找到了,是link.find('span', attrs={'class':'views-field views-field-created'}).select_one('span').text
回答问题中的示例 - 从结果集中选择最后一个元素:
link.find('span', attrs={'class':'views-field views-field-created'}).select('span')[-1].text
或更短:
link.find_all("span")[-1].text
但如果您想提取所有信息并存储为结构化数据,使用 stripped_strings
会是更好的方法。
例子
import requests
from bs4 import BeautifulSoup
url = 'https://web.archive.org/web/20150913224145/http://www.newyorksocialdiary.com/party-pictures'
res = requests.get(url)
soup = BeautifulSoup(res.text, "html.parser")
data = []
for item in soup.select('.view-content div'):
c = list(item.stripped_strings)
data.append({
'title':c[0],
'date':c[-1],
'url':item.a['href'].split('/',3)[-1]
})
print(data)
输出
[{'title': 'Kicks offs, sing offs, and pro ams', 'date': 'Friday, September 11, 2015', 'url': 'http://www.newyorksocialdiary.com/party-pictures/2015/kicks-offs-sing-offs-and-pro-ams'}, {'title': 'Grand Finale of the Hampton Classic Horse Show', 'date': 'Tuesday, September 1, 2015', 'url': 'http://www.newyorksocialdiary.com/party-pictures/2015/grand-finale-of-the-hampton-classic-horse-show'}, {'title': 'Riders, Spectators, Horses, and More ...', 'date': 'Wednesday, August 26, 2015', 'url': 'http://www.newyorksocialdiary.com/party-pictures/2015/riders-spectators-horses-and-more'}, {'title': 'Artist and Writers (and Designers)', 'date': 'Thursday, August 20, 2015', 'url': 'http://www.newyorksocialdiary.com/party-pictures/2015/artist-and-writers-and-designers'}, {'title': 'Garden Parties Kickoffs and Summer Benefits', 'date': 'Monday, August 17, 2015', 'url': 'http://www.newyorksocialdiary.com/party-pictures/2015/garden-parties-kickoffs-and-summer-benefits'}, {'title': 'The Summer Set', 'date': 'Wednesday, August 12, 2015', 'url': 'http://www.newyorksocialdiary.com/party-pictures/2015/the-summer-set'}, {'title': 'Midsummer Parties', 'date': 'Wednesday, August 5, 2015', 'url': 'http://www.newyorksocialdiary.com/party-pictures/2015/midsummer-parties'}, {'title': 'The Watermill Center and The Parrish', 'date': 'Wednesday, July 29, 2015', 'url': 'http://www.newyorksocialdiary.com/party-pictures/2015/the-watermill-center-and-the-parrish'}, {'title': 'Unconditional Love', 'date': 'Thursday, July 23, 2015', 'url': 'http://www.newyorksocialdiary.com/party-pictures/2015/unconditional-love'}, {'title': "Women's Health, Boys & Girls, Cancer Research, and Just Plain Summer Fun", 'date': 'Friday, July 17, 2015', 'url': 'http://www.newyorksocialdiary.com/party-pictures/2015/womens-health-boys-girls-cancer-research-and-just-plain-summer-fun'},...]

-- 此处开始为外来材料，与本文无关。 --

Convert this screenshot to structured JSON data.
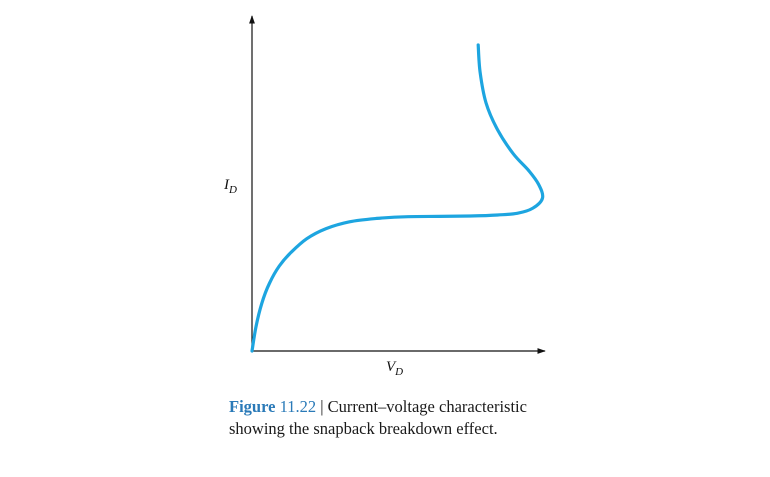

我使用 BeautifulSoup 从 page 获取信息并且我获得了 link:
[<span class="field-content">Friday, September 11, 2015</span>]
使用命令
links = soup.find_all('div', attrs={'class':'views-row'})
link = links[0]
link.find('span', attrs={'class':'views-field views-field-created'}).select('span')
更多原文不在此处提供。